Pengumpulan dana semacam ini terilhami Gerakan Koin untuk Prita Mulyasari. Suatu gerakan dari masyarakat luas untuk mendukung Prita yang tengah menghadapi masalah hukum dengan sebuah rumah sakit. Prita dituduh telah mencemarkan nama baik pihak rumah sakit hanya karena berkeluh kesah melalui email. Gerakan ini tentu saja membuat lega siapa pun. Di saat negara ini dinilai belum lagi mampu memberikan pelayanan kesehatan bagi publik dengan baik, toh kepedulian publik teramat besar. Publik sama sekali tak banyak menuntut, tak banyak bicara, meski di luar sana misalnya, tengah terdengar pemberitaan tentang pembelian mobil mewah bernilai miliaran rupiah yang diperuntukkan bagi para pejabat negara. Rakyat mungkin hatinya terluka dengan isu pembelian mobil mewah tersebut. Namun hati nurani mereka tetaplah murni. Mereka memilih tidak berteriak-teriak, memaki, ataupun menghujat. Mereka justru merogoh kantongnya, mencari uang logam untuk disumbangkan bagi mereka yang membutuhkan. Meski jumlahnya katakanlah tak seberapa.

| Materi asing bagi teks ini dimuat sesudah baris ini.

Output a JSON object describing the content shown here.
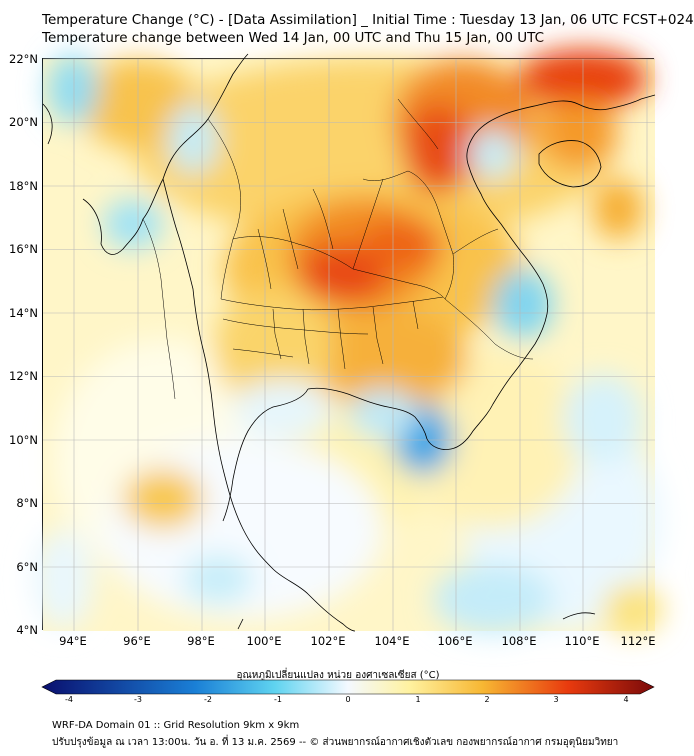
{
  "title": {
    "line1": "Temperature Change (°C) - [Data Assimilation] _ Initial Time : Tuesday 13 Jan, 06 UTC FCST+024",
    "line2": "Temperature change between Wed 14 Jan, 00 UTC and Thu 15 Jan, 00 UTC"
  },
  "map": {
    "latitude_labels": [
      "22°N",
      "20°N",
      "18°N",
      "16°N",
      "14°N",
      "12°N",
      "10°N",
      "8°N",
      "6°N",
      "4°N"
    ],
    "longitude_labels": [
      "94°E",
      "96°E",
      "98°E",
      "100°E",
      "102°E",
      "104°E",
      "106°E",
      "108°E",
      "110°E",
      "112°E"
    ]
  },
  "colorbar": {
    "title": "อุณหภูมิเปลี่ยนแปลง หน่วย องศาเซลเซียส (°C)",
    "tick_labels": [
      "-4",
      "-3",
      "-2",
      "-1",
      "0",
      "1",
      "2",
      "3",
      "4"
    ],
    "colors": {
      "min": "#0a0f6e",
      "cold": "#1a7fd6",
      "cool": "#5fd3f0",
      "neutral": "#f4f9ff",
      "mild": "#fff2a0",
      "warm": "#f7b733",
      "hot": "#e83a0e",
      "max": "#7a0a0a"
    }
  },
  "footer": {
    "line1": "WRF-DA Domain 01 :: Grid Resolution 9km x 9km",
    "line2": "ปรับปรุงข้อมูล ณ เวลา 13:00น. วัน อ. ที่ 13 ม.ค. 2569 -- © ส่วนพยากรณ์อากาศเชิงตัวเลข กองพยากรณ์อากาศ กรมอุตุนิยมวิทยา"
  }
}
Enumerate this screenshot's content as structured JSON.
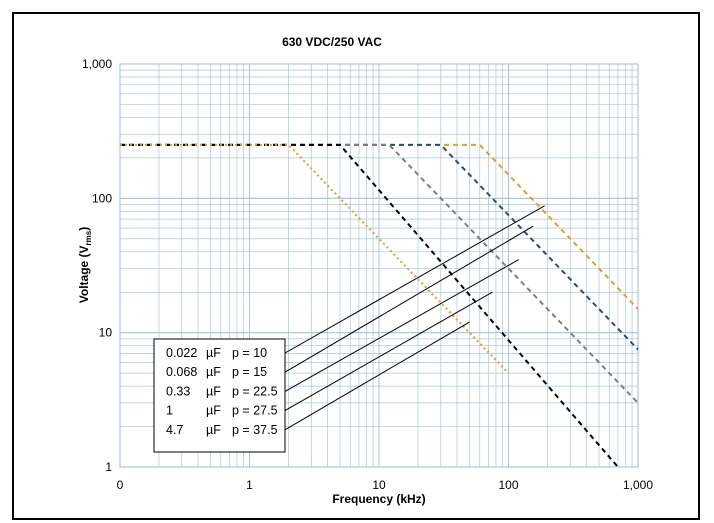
{
  "chart_data": {
    "type": "line",
    "title": "630 VDC/250 VAC",
    "xlabel": "Frequency (kHz)",
    "ylabel": {
      "main": "Voltage (V",
      "sub": "rms",
      "close": ")"
    },
    "x_scale": "log",
    "y_scale": "log",
    "xlim": [
      0.1,
      1000
    ],
    "ylim": [
      1,
      1000
    ],
    "x_ticks": [
      {
        "value": 0.1,
        "label": "0"
      },
      {
        "value": 1,
        "label": "1"
      },
      {
        "value": 10,
        "label": "10"
      },
      {
        "value": 100,
        "label": "100"
      },
      {
        "value": 1000,
        "label": "1,000"
      }
    ],
    "y_ticks": [
      {
        "value": 1,
        "label": "1"
      },
      {
        "value": 10,
        "label": "10"
      },
      {
        "value": 100,
        "label": "100"
      },
      {
        "value": 1000,
        "label": "1,000"
      }
    ],
    "grid": true,
    "series": [
      {
        "name": "0.022 µF  p = 10",
        "color": "#e0a12a",
        "dash": "dashed",
        "x": [
          0.1,
          60,
          1000
        ],
        "y": [
          250,
          250,
          15
        ]
      },
      {
        "name": "0.068 µF  p = 15",
        "color": "#2e4a7d",
        "dash": "dashed",
        "x": [
          0.1,
          30,
          1000
        ],
        "y": [
          250,
          250,
          7.5
        ]
      },
      {
        "name": "0.33 µF  p = 22.5",
        "color": "#7f7f7f",
        "dash": "dashed",
        "x": [
          0.1,
          12,
          1000
        ],
        "y": [
          250,
          250,
          3
        ]
      },
      {
        "name": "1 µF  p = 27.5",
        "color": "#000000",
        "dash": "dashed",
        "x": [
          0.1,
          5,
          700
        ],
        "y": [
          250,
          250,
          1
        ]
      },
      {
        "name": "4.7 µF  p = 37.5",
        "color": "#e0a12a",
        "dash": "dotted",
        "x": [
          0.1,
          2,
          100
        ],
        "y": [
          250,
          250,
          5
        ]
      }
    ],
    "legend": {
      "position": "bottom-left",
      "rows": [
        {
          "cap": "0.022",
          "unit": "µF",
          "pitch": "p = 10",
          "target": {
            "x": 190,
            "y": 88
          }
        },
        {
          "cap": "0.068",
          "unit": "µF",
          "pitch": "p = 15",
          "target": {
            "x": 155,
            "y": 62
          }
        },
        {
          "cap": "0.33",
          "unit": "µF",
          "pitch": "p = 22.5",
          "target": {
            "x": 120,
            "y": 35
          }
        },
        {
          "cap": "1",
          "unit": "µF",
          "pitch": "p = 27.5",
          "target": {
            "x": 75,
            "y": 20
          }
        },
        {
          "cap": "4.7",
          "unit": "µF",
          "pitch": "p = 37.5",
          "target": {
            "x": 50,
            "y": 12
          }
        }
      ]
    }
  }
}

Koin atau receh. Memang ada yang menganggap tak banyak berarti, kecuali untuk uang kembalian atau alat untuk kerik pada saat tubuh masuk angin. Namun uang receh jangan dianggap remeh. Dia dapat menjadi sebuah simbol cinta kasih. Uang receh menjadi penghubung kepedulian terhadap sesama. Tak perlu harus menjadi kaya terlebih dahulu untuk dapat menyumbangkan koin. Karena siapa pun dapat tergerak hatinya untuk melakukan gerakan ini. Gerakan ini menunjukkan kepada kita bahwa masih banyak saudara-saudara kita yang memerlukan uluran tangan dari kita. Sikap berbagi terhadap sesama perlu terus digalakkan. Anda tak akan rugi sedikit pun jika Anda mau berbagi terhadap sesama, walau hanya dengan sekeping uang logam.
Hukum kekekalan energi mengatakan, tiada energi yang hilang bila dikeluarkan. Alangkah indahnya, bila mulai kini, kita semua mengumpulkan uang receh dalam sebuah wadah yang suatu saat akan berguna bagi saudara kita. Sumbangan atau uang itu memang akan berpindah tangan. Namun hakikatnya, dia akan kembali pada kita suatu saat nanti, dalam bentuk lain, yang akan menolong kita.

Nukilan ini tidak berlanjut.